What then is the role of the PCR test? It may be useful in diagnosing early Lyme disease when the patient is still seronegative. Schwartz and colleagues [18] report that skin biopsy specimens from patients with erythema migrans, the pathognomonic skin lesion of Lyme disease, were often positive by PCR when the same sample was negative by culture and the patient was seronegative [18]. Similarly, cerebrospinal fluid may be positive by PCR when no measurable antibody to B. burgdorferi in serum or fluid is present and the cerebrospinal fluid is negative by culture [17, 19].

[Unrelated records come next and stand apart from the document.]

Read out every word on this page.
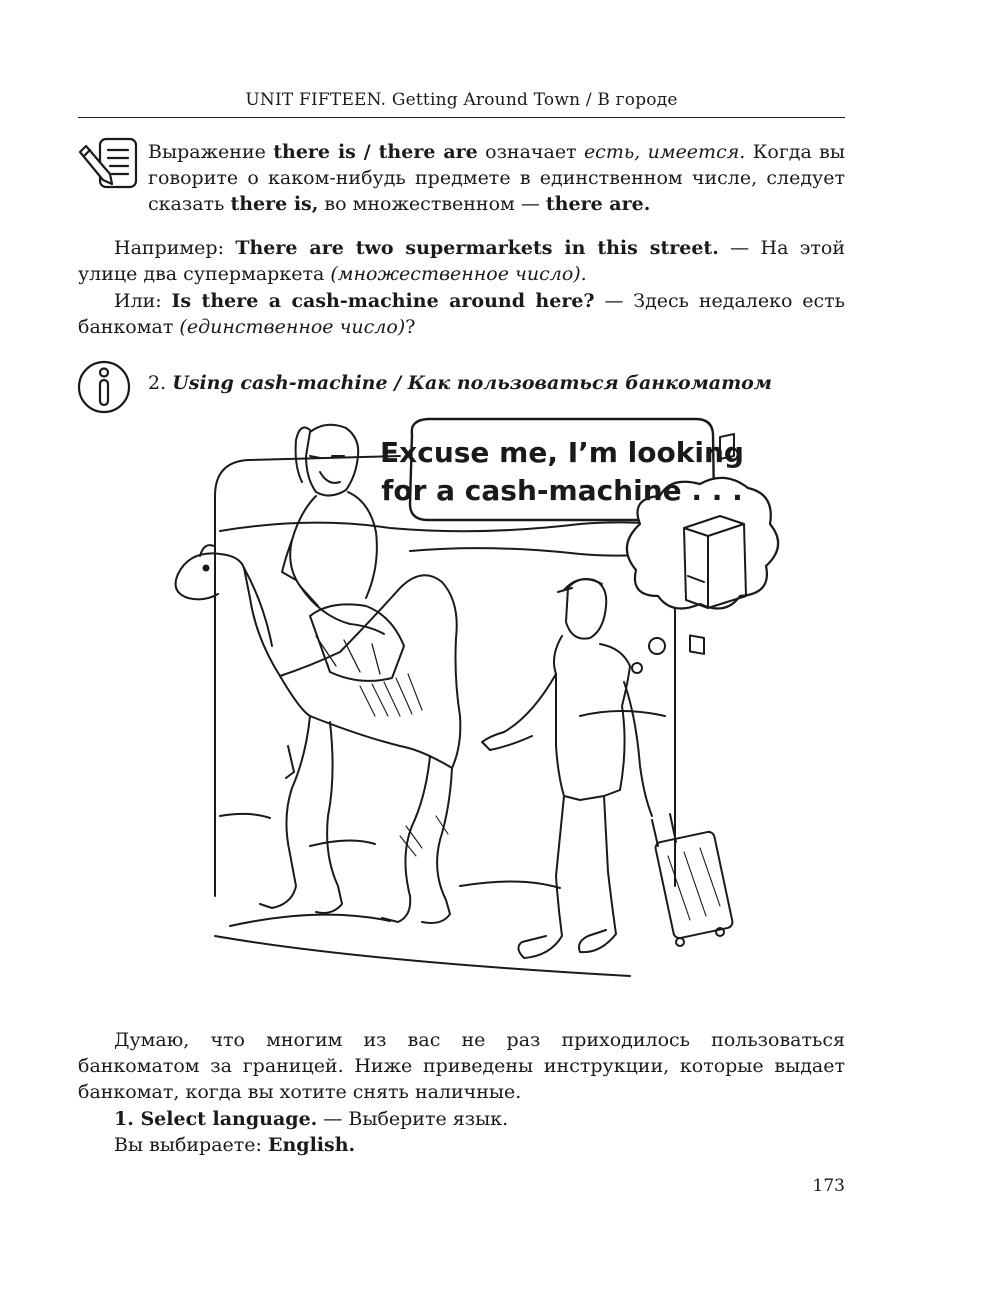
UNIT FIFTEEN. Getting Around Town / В городе
Выражение there is / there are означает есть, имеется. Когда вы говорите о каком-нибудь предмете в единственном числе, следует сказать there is, во множественном — there are.
Например: There are two supermarkets in this street. — На этой улице два супермаркета (множественное число).
Или: Is there a cash-machine around here? — Здесь недалеко есть банкомат (единственное число)?
2. Using cash-machine / Как пользоваться банкоматом
Excuse me, I’m looking
for a cash-machine . . .
Думаю, что многим из вас не раз приходилось пользоваться банкоматом за границей. Ниже приведены инструкции, которые выдает банкомат, когда вы хотите снять наличные.
1. Select language. — Выберите язык.
Вы выбираете: English.
173
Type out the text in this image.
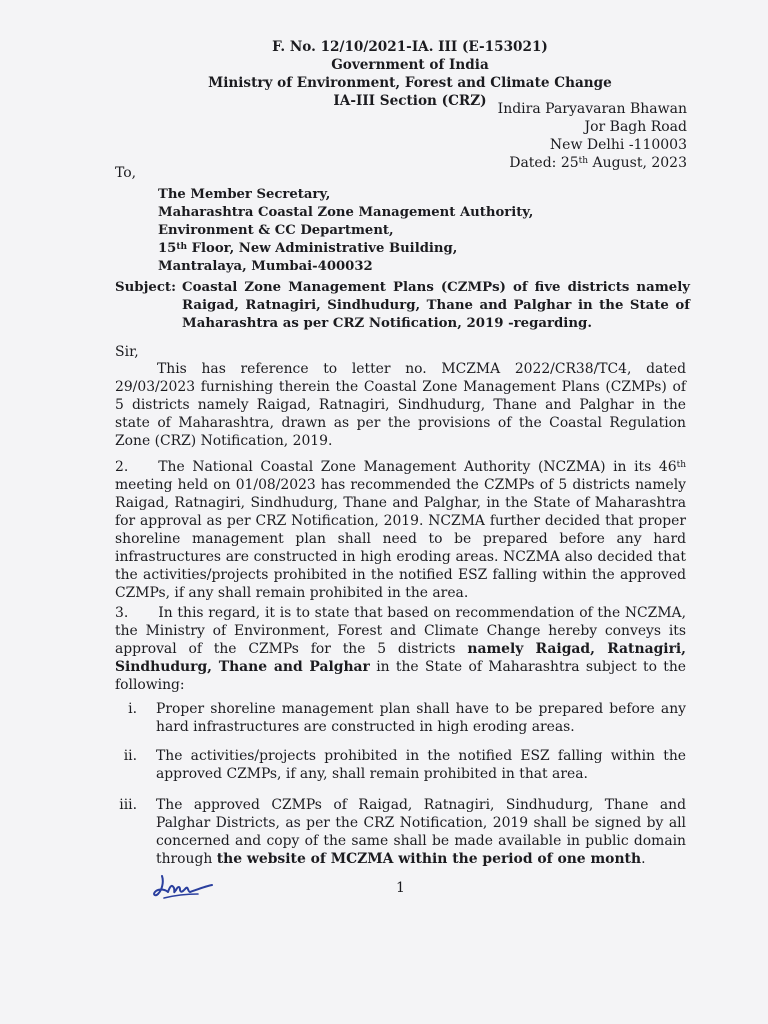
F. No. 12/10/2021-IA. III (E-153021)
Government of India
Ministry of Environment, Forest and Climate Change
IA-III Section (CRZ) Indira Paryavaran Bhawan
Jor Bagh Road
New Delhi -110003
Dated: 25th August, 2023
To,
The Member Secretary,
Maharashtra Coastal Zone Management Authority,
Environment & CC Department,
15th Floor, New Administrative Building,
Mantralaya, Mumbai-400032
Subject: Coastal Zone Management Plans (CZMPs) of five districts namely Raigad, Ratnagiri, Sindhudurg, Thane and Palghar in the State of Maharashtra as per CRZ Notification, 2019 -regarding.
Sir,
This has reference to letter no. MCZMA 2022/CR38/TC4, dated 29/03/2023 furnishing therein the Coastal Zone Management Plans (CZMPs) of 5 districts namely Raigad, Ratnagiri, Sindhudurg, Thane and Palghar in the state of Maharashtra, drawn as per the provisions of the Coastal Regulation Zone (CRZ) Notification, 2019.
2. The National Coastal Zone Management Authority (NCZMA) in its 46th meeting held on 01/08/2023 has recommended the CZMPs of 5 districts namely Raigad, Ratnagiri, Sindhudurg, Thane and Palghar, in the State of Maharashtra for approval as per CRZ Notification, 2019. NCZMA further decided that proper shoreline management plan shall need to be prepared before any hard infrastructures are constructed in high eroding areas. NCZMA also decided that the activities/projects prohibited in the notified ESZ falling within the approved CZMPs, if any shall remain prohibited in the area.
3. In this regard, it is to state that based on recommendation of the NCZMA, the Ministry of Environment, Forest and Climate Change hereby conveys its approval of the CZMPs for the 5 districts namely Raigad, Ratnagiri, Sindhudurg, Thane and Palghar in the State of Maharashtra subject to the following:
i. Proper shoreline management plan shall have to be prepared before any hard infrastructures are constructed in high eroding areas.
ii. The activities/projects prohibited in the notified ESZ falling within the approved CZMPs, if any, shall remain prohibited in that area.
iii. The approved CZMPs of Raigad, Ratnagiri, Sindhudurg, Thane and Palghar Districts, as per the CRZ Notification, 2019 shall be signed by all concerned and copy of the same shall be made available in public domain through the website of MCZMA within the period of one month.
1
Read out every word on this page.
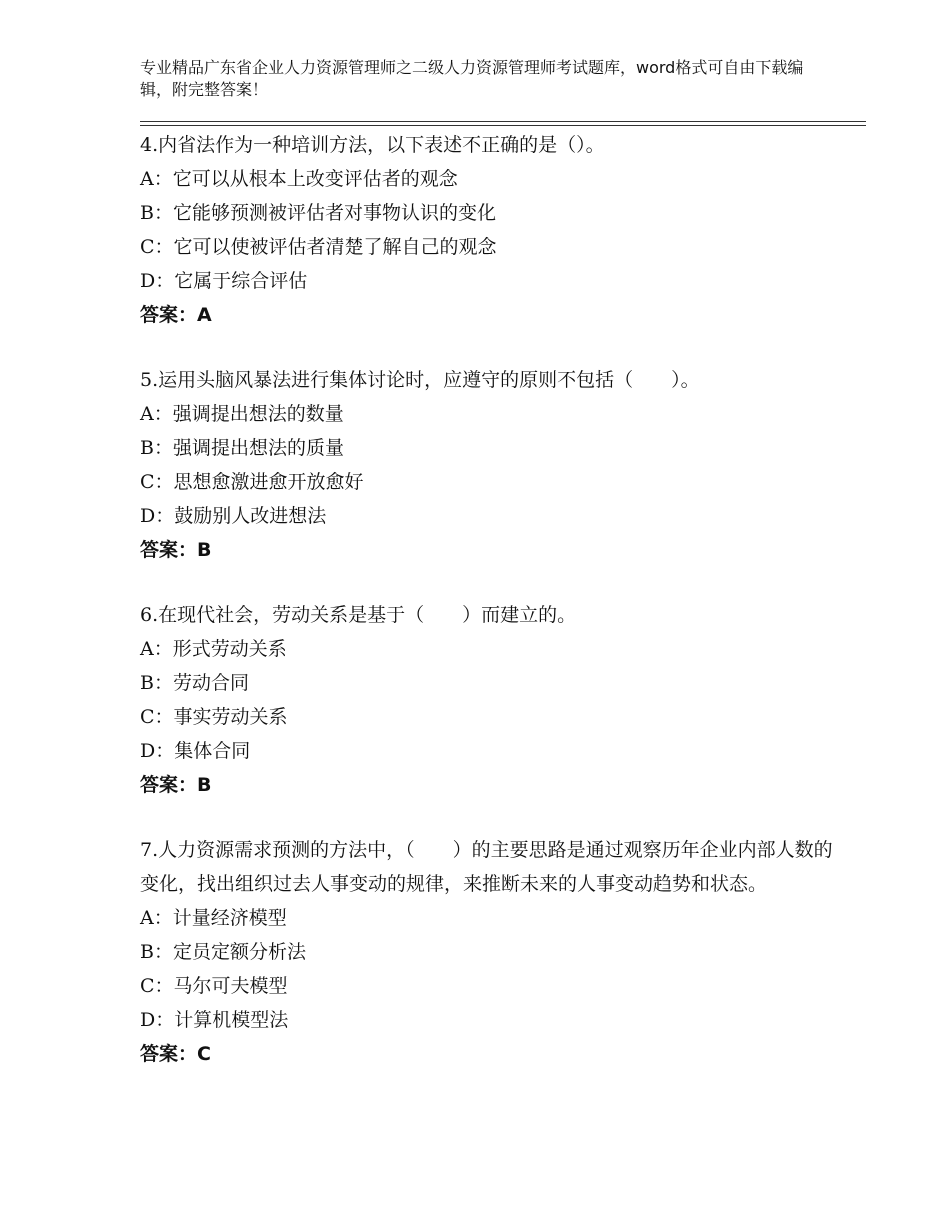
专业精品广东省企业人力资源管理师之二级人力资源管理师考试题库，word格式可自由下载编辑，附完整答案！

4.内省法作为一种培训方法，以下表述不正确的是（）。

A：它可以从根本上改变评估者的观念

B：它能够预测被评估者对事物认识的变化

C：它可以使被评估者清楚了解自己的观念

D：它属于综合评估

答案：A

5.运用头脑风暴法进行集体讨论时，应遵守的原则不包括（　　）。

A：强调提出想法的数量

B：强调提出想法的质量

C：思想愈激进愈开放愈好

D：鼓励别人改进想法

答案：B

6.在现代社会，劳动关系是基于（　　）而建立的。

A：形式劳动关系

B：劳动合同

C：事实劳动关系

D：集体合同

答案：B

7.人力资源需求预测的方法中，（　　）的主要思路是通过观察历年企业内部人数的变化，找出组织过去人事变动的规律，来推断未来的人事变动趋势和状态。

A：计量经济模型

B：定员定额分析法

C：马尔可夫模型

D：计算机模型法

答案：C
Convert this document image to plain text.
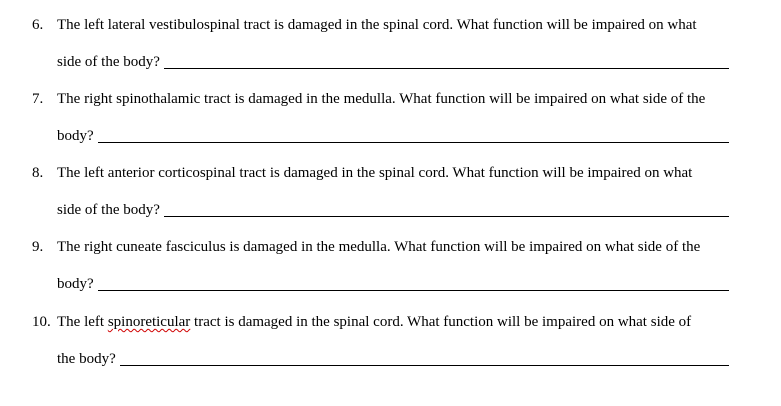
6. The left lateral vestibulospinal tract is damaged in the spinal cord. What function will be impaired on what
side of the body?
7. The right spinothalamic tract is damaged in the medulla. What function will be impaired on what side of the
body?
8. The left anterior corticospinal tract is damaged in the spinal cord. What function will be impaired on what
side of the body?
9. The right cuneate fasciculus is damaged in the medulla. What function will be impaired on what side of the
body?
10. The left spinoreticular tract is damaged in the spinal cord. What function will be impaired on what side of
the body?
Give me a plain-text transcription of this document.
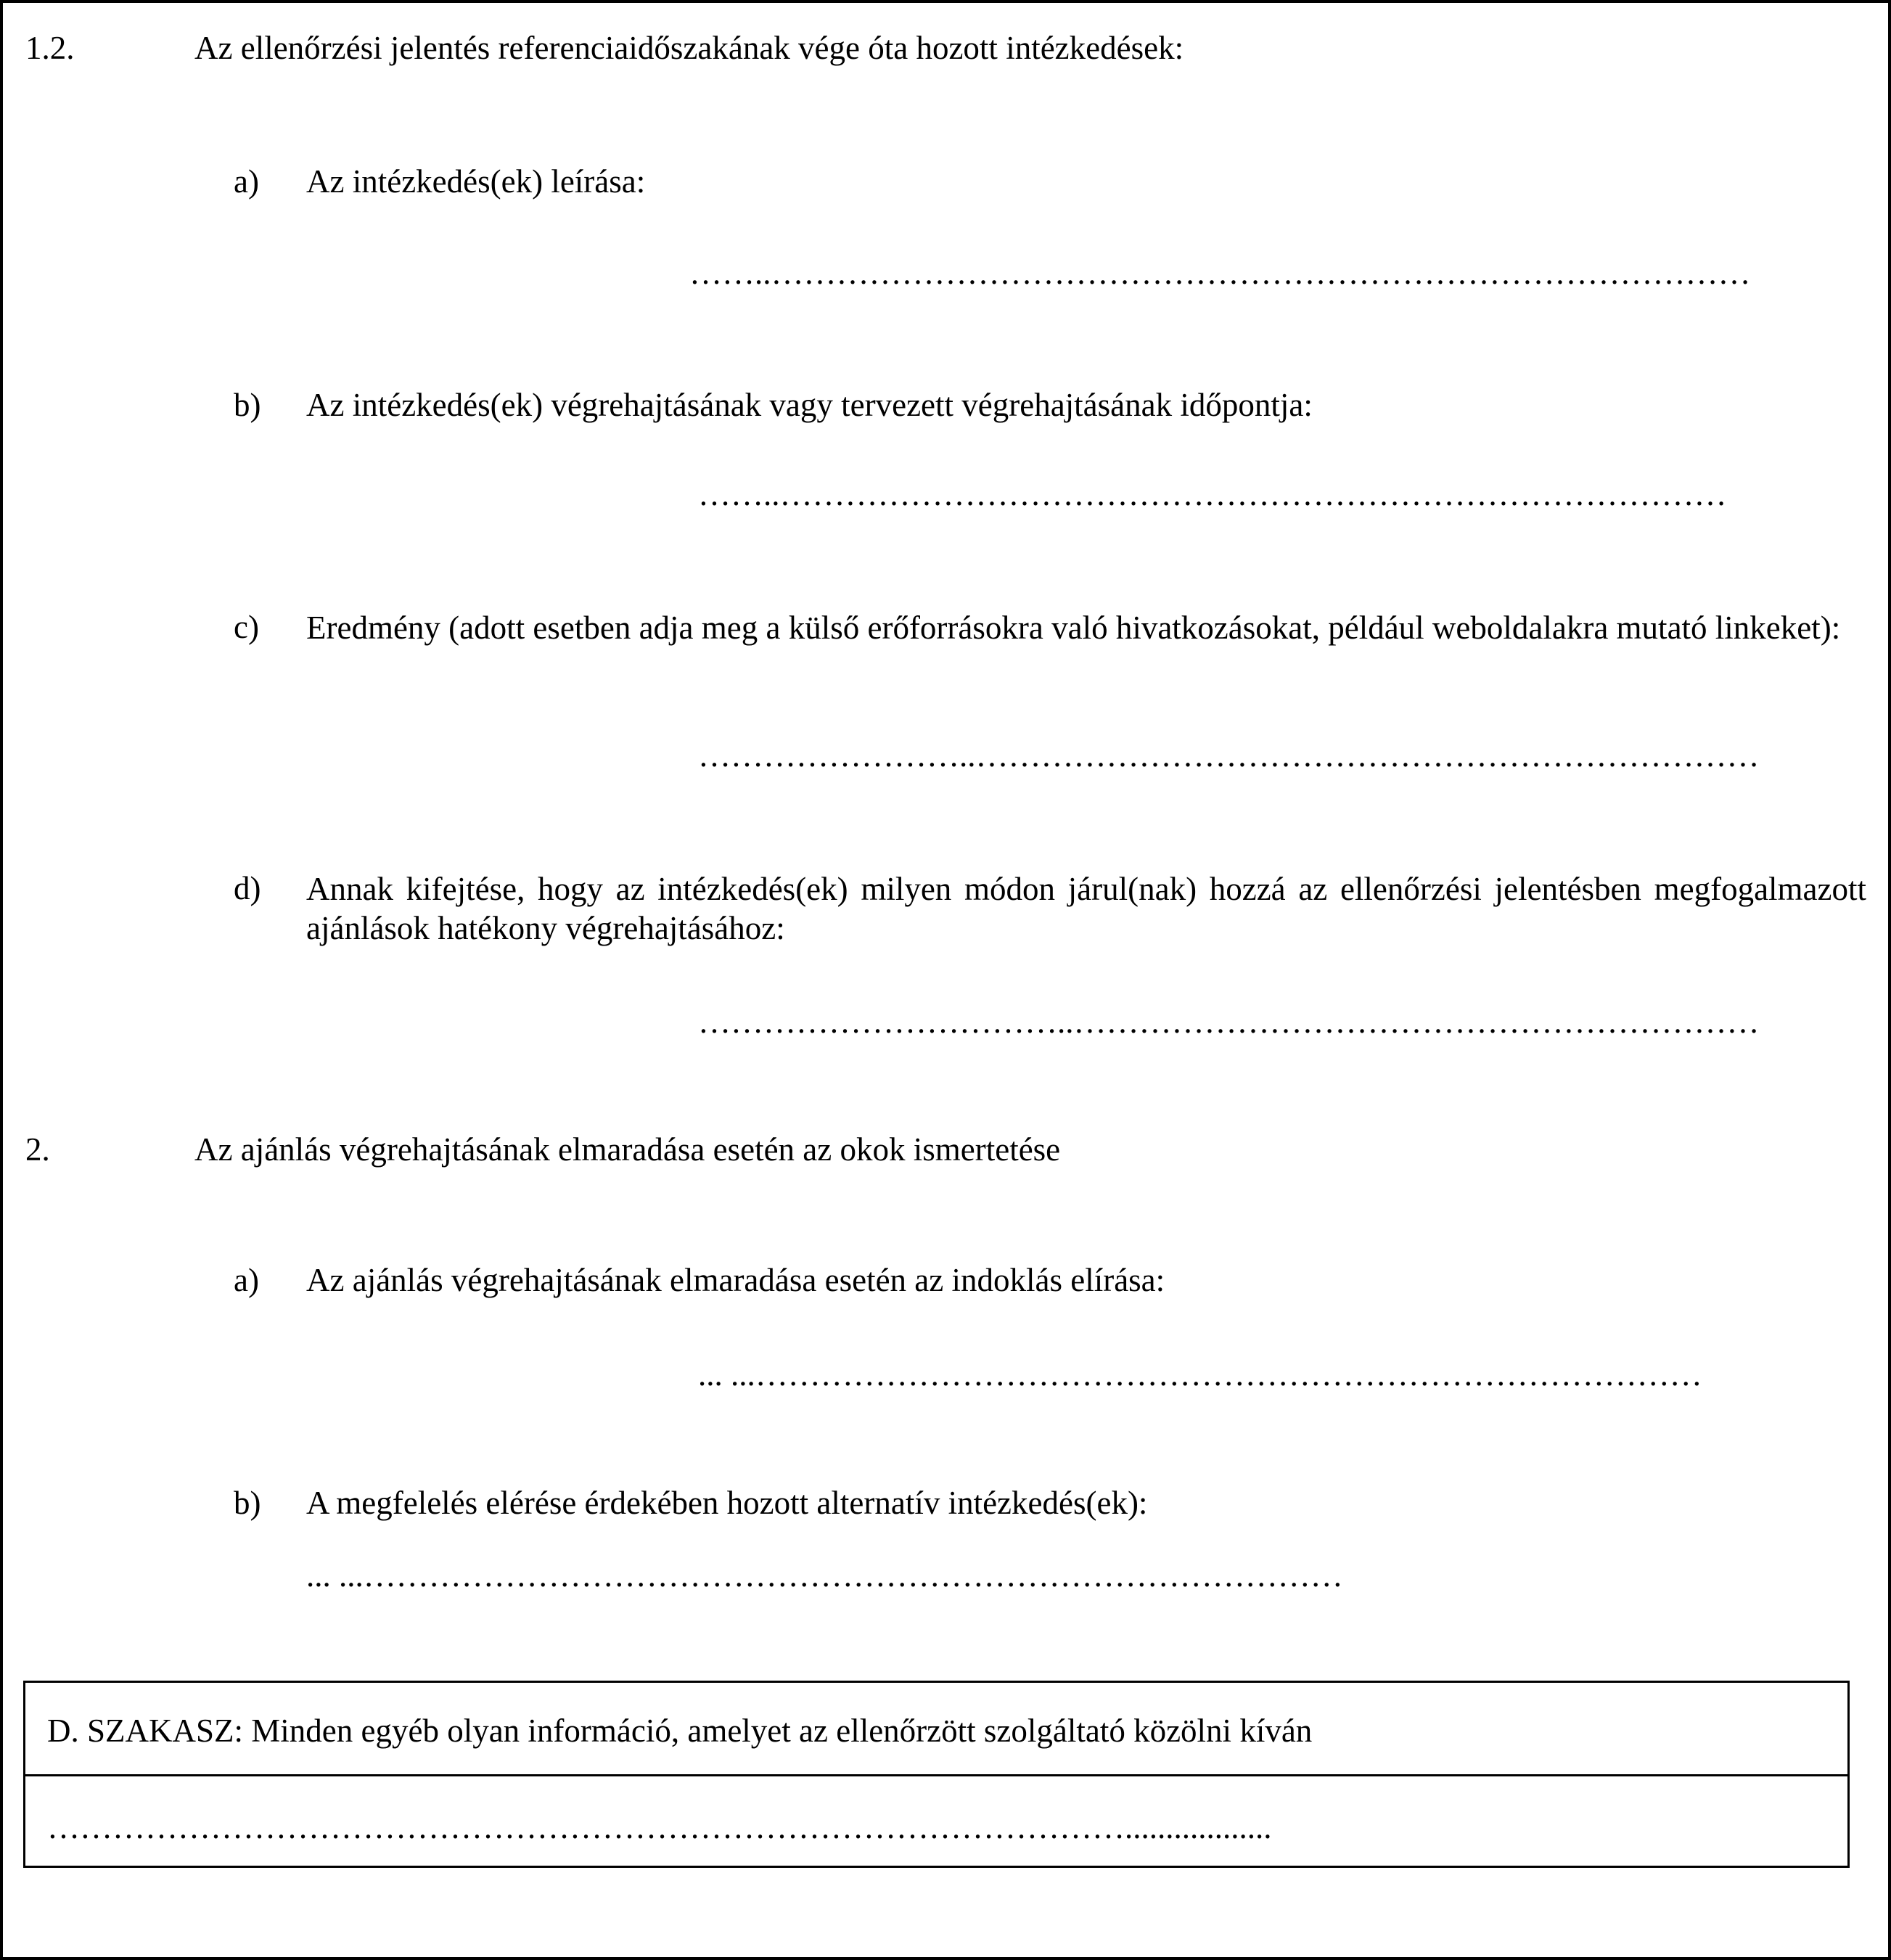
1.2.	Az ellenőrzési jelentés referenciaidőszakának vége óta hozott intézkedések:
a) Az intézkedés(ek) leírása:
……..………………………………………………………………………………
b) Az intézkedés(ek) végrehajtásának vagy tervezett végrehajtásának időpontja:
……..……………………………………………………………………………
c) Eredmény (adott esetben adja meg a külső erőforrásokra való hivatkozásokat, például weboldalakra mutató linkeket):
……………………..………………………………………………………………
d) Annak kifejtése, hogy az intézkedés(ek) milyen módon járul(nak) hozzá az ellenőrzési jelentésben megfogalmazott ajánlások hatékony végrehajtásához:
……………………………..………………………………………………………
2.	Az ajánlás végrehajtásának elmaradása esetén az okok ismertetése
a) Az ajánlás végrehajtásának elmaradása esetén az indoklás elírása:
... ...……………………………………………………………………………
b) A megfelelés elérése érdekében hozott alternatív intézkedés(ek):
... ...………………………………………………………………………………
D. SZAKASZ: Minden egyéb olyan információ, amelyet az ellenőrzött szolgáltató közölni kíván
………………………………………………………………………………………..................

How much PCR adds to other immunologic assays of inflammatory fluid awaits comparison studies of PCR of synovial fluid with cellular [20] or antibody [21] immune reactivity with B. burgdorferi. Polymerase chain reaction may be more sensitive than antibody detection techniques in human Lyme neuroborreliosis [17, 19] and the murine experimental model [22] and clearly is more sensitive than current culture techniques [15, 18]. Our experience suggests that a few patients may be positive by PCR despite negative immunologic assay results in inflammatory fluid and blood (Sigal LH and Liebling M. Unpublished observation).

Thus, PCR represents a new, powerful tool for detecting "footprints" of B. burgdorferi, if not the presence of a live organism. When interpreted with knowledge of the clinical context and the limitation of the technique, PCR results can aid in making sound clinical judgments. When PCR and other tests are done without attention to these details, the resulting decisions may lead to added expense and suffering [5-7]. In this new era of PCR and other elegant diagnostic tools, it is important to avoid being enslaved by them and to remember that their value is only as great as the skill and judgment of the clinician using them.